Book Summary: Game Programming Patterns – Patterns Revisited, Part 1

As mentioned in the last post about new years resolution some generic wants that I have, I want to read books. The first book is Game Programming Patterns by Robert Nystrom. I thought about just writing the TL;DR for each pattern because I’m super lazy and everyone can read the book for free at the website. Yet somehow I ended up making a series of posts for the summary. I guess that’s what the power of January can do to you. Let’s see if it can continue ’till December. Place your bets.


Book Summary: Game Programming Patterns

  1. Patterns Revisited, Part 1
  2. Patterns Revisited, Part 2
  3. Sequencing Patterns
  4. Behavioural Patterns
  5. Decoupling Patterns
  6. Optimisation Patterns

Patterns Revisited, Part 1

The book covers some selected patterns from Design Patterns: Element of Reusable Object-Oriented Software. They are Command, Flyweight, Observer, Prototype, Singleton, and State. This post only covers the first three. The next three are over here.

Command

The idea of Command is to turn a function call into a variable that can be passed around and stored. It’s an implementation of first-class function. The reification of a function call. Once a function call turns into an object, we can–for example, store sequential Command calls into a list, and then:

  • We have a history of which Commands have been called to implement an undo/redo system.
  • Make a visual editor of the list and we have our own little visual scripting system.
  • We can separate the sender of the Command from the receiver in terms of time. The sender put Commands into an “event-stream” and the receiver can execute these Commands whenever.
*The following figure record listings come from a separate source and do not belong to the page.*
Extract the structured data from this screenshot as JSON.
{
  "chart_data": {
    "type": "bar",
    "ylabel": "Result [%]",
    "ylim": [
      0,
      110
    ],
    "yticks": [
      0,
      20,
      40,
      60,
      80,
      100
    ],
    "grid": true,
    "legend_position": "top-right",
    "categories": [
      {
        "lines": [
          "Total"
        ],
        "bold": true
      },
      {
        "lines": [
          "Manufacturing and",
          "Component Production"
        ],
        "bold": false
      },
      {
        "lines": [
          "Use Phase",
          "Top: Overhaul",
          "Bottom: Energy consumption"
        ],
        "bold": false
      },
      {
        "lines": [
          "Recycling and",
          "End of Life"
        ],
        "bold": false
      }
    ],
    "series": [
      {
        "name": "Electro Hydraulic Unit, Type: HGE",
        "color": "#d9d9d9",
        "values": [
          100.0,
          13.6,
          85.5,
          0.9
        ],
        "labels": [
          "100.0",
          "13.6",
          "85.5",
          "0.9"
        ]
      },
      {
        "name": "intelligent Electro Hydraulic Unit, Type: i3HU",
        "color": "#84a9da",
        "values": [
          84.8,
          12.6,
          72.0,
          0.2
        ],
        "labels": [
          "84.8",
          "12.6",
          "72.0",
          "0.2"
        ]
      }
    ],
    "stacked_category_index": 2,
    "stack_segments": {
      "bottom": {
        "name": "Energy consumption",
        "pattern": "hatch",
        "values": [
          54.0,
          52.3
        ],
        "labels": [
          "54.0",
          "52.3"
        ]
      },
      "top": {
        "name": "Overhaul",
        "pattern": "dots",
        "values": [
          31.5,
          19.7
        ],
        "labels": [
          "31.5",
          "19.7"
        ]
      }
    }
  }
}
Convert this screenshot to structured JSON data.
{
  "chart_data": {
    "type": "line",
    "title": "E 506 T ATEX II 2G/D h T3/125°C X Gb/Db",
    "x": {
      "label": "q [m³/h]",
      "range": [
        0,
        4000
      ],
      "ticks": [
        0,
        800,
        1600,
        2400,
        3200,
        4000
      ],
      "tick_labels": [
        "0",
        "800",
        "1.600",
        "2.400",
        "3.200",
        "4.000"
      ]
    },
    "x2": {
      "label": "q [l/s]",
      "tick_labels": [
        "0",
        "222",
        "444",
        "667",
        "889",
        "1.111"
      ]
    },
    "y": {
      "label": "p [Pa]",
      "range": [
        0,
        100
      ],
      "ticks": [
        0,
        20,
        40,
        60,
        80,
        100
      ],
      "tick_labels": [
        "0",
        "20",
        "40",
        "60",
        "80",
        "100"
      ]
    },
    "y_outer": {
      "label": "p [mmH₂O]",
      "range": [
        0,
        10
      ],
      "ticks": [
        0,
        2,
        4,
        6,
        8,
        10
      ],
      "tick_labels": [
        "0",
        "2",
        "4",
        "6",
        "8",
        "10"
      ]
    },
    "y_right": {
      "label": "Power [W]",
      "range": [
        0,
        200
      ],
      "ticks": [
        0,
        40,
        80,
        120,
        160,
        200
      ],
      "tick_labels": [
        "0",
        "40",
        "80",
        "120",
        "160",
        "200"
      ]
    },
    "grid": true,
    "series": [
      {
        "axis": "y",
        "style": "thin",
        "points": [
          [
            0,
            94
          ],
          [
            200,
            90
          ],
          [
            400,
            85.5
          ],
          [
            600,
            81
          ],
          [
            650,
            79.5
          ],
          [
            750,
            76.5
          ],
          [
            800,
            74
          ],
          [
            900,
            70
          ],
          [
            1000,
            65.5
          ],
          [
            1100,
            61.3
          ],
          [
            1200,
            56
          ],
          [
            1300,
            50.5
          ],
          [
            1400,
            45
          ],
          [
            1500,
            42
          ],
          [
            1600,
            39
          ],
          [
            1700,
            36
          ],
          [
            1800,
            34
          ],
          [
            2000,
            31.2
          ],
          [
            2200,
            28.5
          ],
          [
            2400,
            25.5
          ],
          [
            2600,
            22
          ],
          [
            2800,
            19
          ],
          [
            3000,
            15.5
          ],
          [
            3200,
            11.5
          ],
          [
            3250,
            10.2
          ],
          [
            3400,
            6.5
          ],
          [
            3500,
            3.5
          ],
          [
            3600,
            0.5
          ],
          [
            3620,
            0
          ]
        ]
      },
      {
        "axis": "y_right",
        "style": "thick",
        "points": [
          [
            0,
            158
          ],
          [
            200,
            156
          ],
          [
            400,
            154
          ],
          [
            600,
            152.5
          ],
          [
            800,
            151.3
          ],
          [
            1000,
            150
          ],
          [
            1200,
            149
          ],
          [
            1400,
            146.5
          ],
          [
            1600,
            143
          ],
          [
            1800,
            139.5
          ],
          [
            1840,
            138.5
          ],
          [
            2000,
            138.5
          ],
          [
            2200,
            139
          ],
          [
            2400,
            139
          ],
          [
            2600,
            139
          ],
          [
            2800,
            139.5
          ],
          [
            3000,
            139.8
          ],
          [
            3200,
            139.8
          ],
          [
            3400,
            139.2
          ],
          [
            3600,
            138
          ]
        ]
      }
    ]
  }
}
We can combine Command with:

  • Flyweight. For stateless Commands, reuse the Command instance.
  • Subclass Sandbox. We may have multiple Commands that is a composition of the same atomic tasks with a different combination. Have a base class defines these tasks in protected functions. Then, the sub-classes with an “execute/invoke” function are to use the base class’ functions.
  • Chain of Responsibility. In a hierarchical structure, a parent object can pawn off a Command object to the respective children.

Flyweight

Flyweight is commonly used in attempts to optimize data transfer from CPU to GPU. To draw a forest, we don’t load each tree mesh into the GPU memory; just the unique ones. If we have a large object that contains data, separate the large reusable data from the unique-to-instance ones. Load the large reusable data once, and have instances refer to it.

With other patterns like:

  • Data Locality, we can make sure the large reusable chunk of data stays in the cache by arranging the object instances according to how memory addresses are accessed. In C++ we can use union, in C# we use StructLayoutAttribute class.
  • Factory Method, we hide the object’s constructor and use a function to create instances instead. The factory function ensures the created instance refers to the large reusable data.
  • Object Pool, we can save even more memory by reusing instances from a fixed pool.
  • State–if the state doesn’t hold instance-specific data, we can use a static reference to a State definition object. Then, this static state definitions can be referred by hundreds of little characters that we spawn into the game world.

Observer

C# event uses this pattern. Define an Observer/Listener/Subscriber object with something to do if an event happens, and a Subject/Publisher object that causes the event. The Subscriber adds a reference to itself and the function to be called in the event to the Publisher’s list. If the Publisher’s event happens, the Publisher iterates the list of those added Subscriber+function references and calls them one by one.

Observer pattern is kinda scary because:

  • It’s synchronous. The previous Subscriber function call must finish before the next ones are called.
  • Probably too much dynamic allocation. The Publisher’s list must accommodate all Subscribers.
  • We must avoid the case when:
    • A Subscriber is never called because it subscribes to a Publisher that is deleted.
    • A Publisher tries to call a deleted Subscriber. In Unity, it’s a good practice to subscribe at OnEnable and unsubscribe at OnDisable.
  • Debugging is hard because it can only be done at run time. An IDE with a debugger to view step by step function calls can help in this case.

This pattern has the same idea with functional reactive programming in terms of reacting to events.


That’s a wrap for now. Next patterns to be summarized in part two are Prototype, Singleton, and State.